Micro-foncierRégime réel
Plafond de recettes15 000 €/anAucun
Déduction des charges30 % forfaitaireCharges réelles justifiées
Déficit foncierNon applicableImputable jusqu'à 10 700 €/an (21 400 € rénovation énergétique)
DéclarationCase unique (2042)Formulaire 2044
EngagementAnnuel3 ans minimum

Attention : l'option pour le réel est irrévocable pendant 3 ans. Simulez les deux scénarios avant de basculer, en projetant vos charges sur trois ans et pas seulement sur l'année des travaux.

Cas concret : Julien encaisse 10 800 € de loyers pour un T2 financé à crédit : 3 900 € d'intérêts et assurance emprunteur, 1 100 € de taxe foncière, 900 € de charges non récupérables, 600 € de PNO et gestion, soit 6 500 € de charges (60 % des loyers). Au micro-foncier, il serait imposé sur 7 560 € ; au réel, sur 4 300 €. À 30 % de tranche marginale + 17,2 % de prélèvements sociaux, le réel lui économise environ 1 540 € par an.
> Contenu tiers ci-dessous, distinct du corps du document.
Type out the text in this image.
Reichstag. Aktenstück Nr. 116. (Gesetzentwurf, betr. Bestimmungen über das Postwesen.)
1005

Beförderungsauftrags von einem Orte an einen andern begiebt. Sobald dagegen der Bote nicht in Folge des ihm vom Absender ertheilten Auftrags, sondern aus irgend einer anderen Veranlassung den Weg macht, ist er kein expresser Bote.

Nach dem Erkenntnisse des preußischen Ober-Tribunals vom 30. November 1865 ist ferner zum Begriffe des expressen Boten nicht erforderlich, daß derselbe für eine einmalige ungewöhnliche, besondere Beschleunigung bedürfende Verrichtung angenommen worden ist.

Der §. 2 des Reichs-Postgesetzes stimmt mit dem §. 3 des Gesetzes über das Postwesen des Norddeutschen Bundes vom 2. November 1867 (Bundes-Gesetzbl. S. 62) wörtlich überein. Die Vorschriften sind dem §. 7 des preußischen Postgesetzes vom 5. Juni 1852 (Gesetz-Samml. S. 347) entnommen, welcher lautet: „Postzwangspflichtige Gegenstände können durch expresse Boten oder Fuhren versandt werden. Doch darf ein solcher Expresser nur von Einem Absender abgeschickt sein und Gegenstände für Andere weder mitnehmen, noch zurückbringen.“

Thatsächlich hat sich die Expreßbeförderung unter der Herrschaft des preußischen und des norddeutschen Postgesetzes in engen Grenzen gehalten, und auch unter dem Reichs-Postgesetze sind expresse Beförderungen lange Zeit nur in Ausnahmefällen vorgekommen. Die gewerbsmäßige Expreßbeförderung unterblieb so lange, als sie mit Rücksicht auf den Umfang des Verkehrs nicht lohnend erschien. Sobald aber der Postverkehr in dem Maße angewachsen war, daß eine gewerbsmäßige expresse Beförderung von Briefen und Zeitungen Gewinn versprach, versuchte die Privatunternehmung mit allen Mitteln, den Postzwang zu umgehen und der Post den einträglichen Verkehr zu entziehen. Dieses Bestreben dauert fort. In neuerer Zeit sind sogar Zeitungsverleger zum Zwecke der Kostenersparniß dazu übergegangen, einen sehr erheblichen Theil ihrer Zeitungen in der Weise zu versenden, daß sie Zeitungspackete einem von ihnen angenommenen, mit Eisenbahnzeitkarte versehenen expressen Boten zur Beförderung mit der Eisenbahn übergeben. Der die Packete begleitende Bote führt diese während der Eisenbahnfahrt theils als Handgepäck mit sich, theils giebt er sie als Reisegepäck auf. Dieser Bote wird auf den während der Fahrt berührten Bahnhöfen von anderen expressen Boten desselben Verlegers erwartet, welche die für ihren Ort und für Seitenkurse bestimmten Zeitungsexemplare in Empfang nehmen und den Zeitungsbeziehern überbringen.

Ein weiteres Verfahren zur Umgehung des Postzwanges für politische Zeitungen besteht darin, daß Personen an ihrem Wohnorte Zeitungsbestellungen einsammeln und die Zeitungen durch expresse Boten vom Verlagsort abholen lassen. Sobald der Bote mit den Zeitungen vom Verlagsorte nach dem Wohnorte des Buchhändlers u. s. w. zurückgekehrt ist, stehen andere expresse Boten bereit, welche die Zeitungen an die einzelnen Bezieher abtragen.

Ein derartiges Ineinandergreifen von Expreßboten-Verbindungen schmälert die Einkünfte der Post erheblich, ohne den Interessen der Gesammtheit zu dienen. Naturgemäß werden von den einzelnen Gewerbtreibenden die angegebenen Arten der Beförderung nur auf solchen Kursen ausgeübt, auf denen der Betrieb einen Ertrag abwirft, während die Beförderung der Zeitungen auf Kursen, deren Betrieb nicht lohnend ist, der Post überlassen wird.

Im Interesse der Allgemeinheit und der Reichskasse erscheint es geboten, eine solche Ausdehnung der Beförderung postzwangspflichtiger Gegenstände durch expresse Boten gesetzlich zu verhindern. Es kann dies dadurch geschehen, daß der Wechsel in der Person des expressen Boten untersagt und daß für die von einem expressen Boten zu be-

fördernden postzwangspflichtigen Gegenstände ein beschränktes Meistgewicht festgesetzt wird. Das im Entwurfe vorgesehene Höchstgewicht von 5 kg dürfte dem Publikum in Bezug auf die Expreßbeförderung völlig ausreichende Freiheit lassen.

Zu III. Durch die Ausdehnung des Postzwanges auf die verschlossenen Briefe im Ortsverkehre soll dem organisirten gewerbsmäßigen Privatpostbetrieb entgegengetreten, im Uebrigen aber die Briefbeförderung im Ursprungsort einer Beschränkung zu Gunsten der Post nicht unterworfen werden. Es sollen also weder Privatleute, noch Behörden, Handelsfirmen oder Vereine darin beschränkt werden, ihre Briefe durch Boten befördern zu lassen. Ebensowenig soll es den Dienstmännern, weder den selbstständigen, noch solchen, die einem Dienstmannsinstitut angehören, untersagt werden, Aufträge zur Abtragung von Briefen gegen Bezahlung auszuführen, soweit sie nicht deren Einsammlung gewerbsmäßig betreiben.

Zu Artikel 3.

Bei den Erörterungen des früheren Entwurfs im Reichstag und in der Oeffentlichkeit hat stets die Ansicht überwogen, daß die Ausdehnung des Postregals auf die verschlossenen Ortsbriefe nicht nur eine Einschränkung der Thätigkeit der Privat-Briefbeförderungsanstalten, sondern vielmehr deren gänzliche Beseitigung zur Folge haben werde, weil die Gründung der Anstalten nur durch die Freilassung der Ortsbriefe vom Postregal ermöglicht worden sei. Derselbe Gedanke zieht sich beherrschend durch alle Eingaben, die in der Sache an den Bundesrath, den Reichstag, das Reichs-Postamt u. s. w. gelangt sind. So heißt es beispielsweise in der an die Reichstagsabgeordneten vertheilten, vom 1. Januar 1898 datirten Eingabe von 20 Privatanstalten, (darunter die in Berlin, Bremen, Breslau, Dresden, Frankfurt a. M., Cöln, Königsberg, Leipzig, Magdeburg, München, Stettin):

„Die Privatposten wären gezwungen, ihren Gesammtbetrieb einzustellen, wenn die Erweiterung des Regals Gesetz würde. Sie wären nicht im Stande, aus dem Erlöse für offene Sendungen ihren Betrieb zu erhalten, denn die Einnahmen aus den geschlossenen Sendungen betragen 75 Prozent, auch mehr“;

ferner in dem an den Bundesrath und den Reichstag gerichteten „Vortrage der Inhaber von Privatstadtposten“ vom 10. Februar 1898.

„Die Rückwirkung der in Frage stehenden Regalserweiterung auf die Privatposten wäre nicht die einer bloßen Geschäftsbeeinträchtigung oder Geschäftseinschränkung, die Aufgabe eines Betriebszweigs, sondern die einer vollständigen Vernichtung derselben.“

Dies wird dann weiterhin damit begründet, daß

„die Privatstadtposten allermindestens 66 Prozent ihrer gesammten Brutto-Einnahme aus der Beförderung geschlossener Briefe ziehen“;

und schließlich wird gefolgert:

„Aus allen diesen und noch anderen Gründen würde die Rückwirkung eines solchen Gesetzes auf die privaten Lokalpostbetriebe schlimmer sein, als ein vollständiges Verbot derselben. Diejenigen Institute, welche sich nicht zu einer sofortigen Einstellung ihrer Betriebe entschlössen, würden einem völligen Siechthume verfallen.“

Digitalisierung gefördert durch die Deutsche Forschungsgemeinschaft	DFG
L'année où il refait la salle de bains (8 000 €), il passe en déficit et efface en plus une partie de son revenu global. Le micro-foncier ne redeviendra pertinent pour lui qu'une fois le crédit soldé et les gros travaux derrière.

FAQ

Le seuil de 15 000 € s'apprécie-t-il par bien ou pour le foyer ?

Pour l'ensemble des locations nues du foyer fiscal, charges non comprises. Au premier euro au-delà, le réel devient obligatoire.

Puis-je revenir au micro-foncier après avoir opté pour le réel ?

Oui, après la période de 3 ans, si vos recettes restent sous 15 000 € et qu'aucun régime spécial ne l'exclut. Le retour est automatique sauf option contraire.

Les travaux de rénovation énergétique ouvrent-ils toujours droit au plafond de 21 400 € ?

Uniquement ceux qui font sortir le logement du statut de passoire (avec justificatifs DPE avant/après), pour la période prolongée jusqu'à fin 2027 : vérifiez les conditions en vigueur au moment du paiement des travaux.

Micro-foncier et micro-BIC, c'est pareil ?

Non : le micro-foncier concerne la location nue (abattement 30 %, seuil 15 000 €), le micro-BIC la location meublée (50 %, 83 600 € en longue durée).